Dear Taylor Swift:
If you are reading this – and why wouldn’t you be? – please know that Scott Ginsberg in Andover would like to thank you.
This is because traffic to his website – titancasket.com, which sells caskets directly to consumers – has EXPLODED since your “Anti-Hero” music video debuted last month. That’s because for 23 seconds, you can literally see an actual Titan casket!
Well, the casket actually shows up in five quick scenes that together add up to 23 seconds. But still. And in one of the scenes, you’re even hiding inside the casket, peeking out! That part is a bit confusing – supposedly you’re dead and watching your imaginary children fighting over your will. But how can you be dead and watching this at the same time?
Still, it’s pretty funny that you only left them 13 cents. I guess that’s because 13 is your favorite number. (Your birthday’s on the 13th, your debut album went platinum in 13 weeks, etc., etc. I read this on your wiki, Swiftipedia.)
But you gave Titan Casket so much visibility! Especially when you used a picture of it on your Twitter feed! Like Ginsberg said, “How often do you get someone as recognizable as Taylor Swift, one of the top 10 recognizable individuals on the planet, to jump out of your casket?”
Anyway, I thought you might want to know something about Ginsberg and his Methuen casket company, so I asked him a few questions.
First off, no offense, but he told me that although he likes your music (especially “Anti-Hero!”), he’s actually “a Beatles guy.”
His kids really love you, though. His daughter is a junior in college, and when she found out about the video, she was “all giddy. Her dad is kind of cool now,” he said. Which is a relief because when she was younger, it was sort of hard to explain to her friends what her dad did for a living. “She would say, ‘My dad makes beds,’” Ginsberg told me.
Ginsberg is 58, and grew up in Marblehead. (That’s in Massachusetts.) His LinkedIn profile describes him as a “casket entrepreneur, a market disruptor, and a driving force in building and shaping the national direct-to-consumer casket market.”

What he’s trying to disrupt is the way the funeral business works in the U.S.
“This industry has not changed in over 100 years,” he said. “It is slow, it is lumbering, it is resistant to change.”

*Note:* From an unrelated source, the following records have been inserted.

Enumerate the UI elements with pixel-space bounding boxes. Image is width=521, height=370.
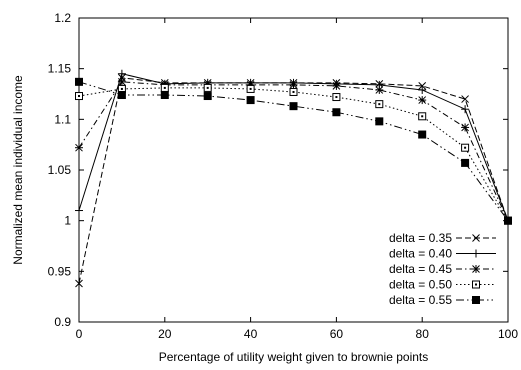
x-tick-label: 0 [76,327,83,341]
y-tick-label: 1.05 [48,163,72,177]
data-point [75,206,83,215]
data-point [375,117,384,126]
data-point [461,95,469,103]
data-point [75,77,83,86]
y-tick-label: 1.1 [54,112,71,126]
data-point [332,81,341,90]
x-axis-label: Percentage of utility weight given to br… [159,350,429,364]
y-tick-label: 0.9 [54,315,71,329]
data-point [117,91,126,100]
y-tick-label: 1 [64,214,71,228]
data-point [332,93,341,102]
legend-swatch-marker [472,249,480,258]
data-point [504,216,512,225]
data-point [160,83,169,92]
x-tick-label: 100 [498,327,518,341]
x-tick-label: 40 [244,327,258,341]
series-line [78,81,509,221]
legend-swatch-marker [472,265,480,273]
x-tick-label: 60 [330,327,344,341]
data-point [246,96,255,105]
series-line [78,81,509,221]
plot-frame [78,17,509,323]
data-point [375,100,384,109]
legend-item: delta = 0.50 [389,278,496,292]
legend-item: delta = 0.45 [389,262,496,276]
y-tick-label: 1.2 [54,11,71,25]
legend-item: delta = 0.40 [389,247,496,261]
data-point [461,123,470,132]
data-point [461,143,470,152]
axis-ticks: 0 20 40 60 80 100 0.9 0.95 1 1.05 1.1 1.15 1.2 [48,11,519,341]
data-point [75,279,83,288]
series-line [78,87,509,221]
data-point [461,105,470,114]
data-point [75,143,83,152]
y-axis-label: Normalized mean individual income [11,75,25,265]
legend-swatch-marker [472,280,480,289]
legend-label: delta = 0.45 [389,262,452,276]
legend-item: delta = 0.55 [389,293,496,307]
series-group [75,69,512,288]
legend-label: delta = 0.35 [389,231,452,245]
data-point [418,130,427,139]
data-point [332,108,341,117]
y-tick-label: 0.95 [48,264,72,278]
data-point [203,92,212,101]
data-point [117,77,126,86]
legend-item: delta = 0.35 [389,231,496,245]
legend-label: delta = 0.55 [389,293,452,307]
legend-label: delta = 0.40 [389,247,452,261]
legend-swatch-marker [472,234,480,242]
series-delta-0-45 [75,77,512,225]
data-point [160,91,169,100]
data-point [418,96,427,105]
data-point [289,102,298,111]
data-point [75,92,83,101]
legend-swatch-marker [472,296,480,304]
y-tick-label: 1.15 [48,62,72,76]
series-delta-0-55 [75,77,512,225]
data-point [117,69,126,78]
data-point [461,158,470,167]
data-point [418,112,427,121]
x-tick-label: 20 [158,327,172,341]
data-point [246,84,255,93]
data-point [203,83,212,92]
x-tick-label: 80 [416,327,430,341]
data-point [418,85,427,94]
data-point [375,85,384,94]
legend-label: delta = 0.50 [389,278,452,292]
data-point [289,87,298,96]
data-point [418,82,427,90]
data-point [289,80,298,89]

For example, let’s say somebody dies and you need to bury them. Ginsberg said most people automatically go to a funeral home to buy one because they think that’s the only way to do it. But this involves a middleman, and so the casket costs more. Prices vary a lot between funeral homes, and who wants to comparison shop when their loved one just died?
“You’ll shop a car, you’ll shop watches, you’ll shop vacations,” Ginsberg told me. “But for whatever reason, this one purchase people don’t shop. But why schlep to a bunch of funeral homes? I thought, there has to be a better way.”
He started Titan in 2016. He and his colleagues, Joshua Siegel – a former Amazon executive – and Elizabeth Siegel think of themselves as the Warby Parker of caskets. (Taylor, I read that you had laser eye surgery, so you might not know this, but Warby Parker is an online retailer of prescription glasses.)
Titan operates in a similar way. “I charge 50 percent or less for the same product,” he said. You can buy Titan caskets online, even at Costco and Sam’s Club!
Ginsberg said he does this work because it’s a mitzvah (good deed) to help others, and he believes in “tzedakah, in giving back.”
He never expected that someone from your production company would be hunting for a casket for “Anti-Hero,” and come across the Titan casket from the Orion Series in the copper color, and decide it would be a good fit for your music video.
“We had no idea who we were selling a casket to,” Ginsberg said. “I’d love to say thank you. Because of her, we are creating awareness for people.”
And now Titan also is creating awareness for you, Taylor. If someone wants to order a casket from the Orion series, and puts in a special Taylor Swift discount code – Swiftie – they’ll get a discount of $50.13. Get it? There’s your lucky number again!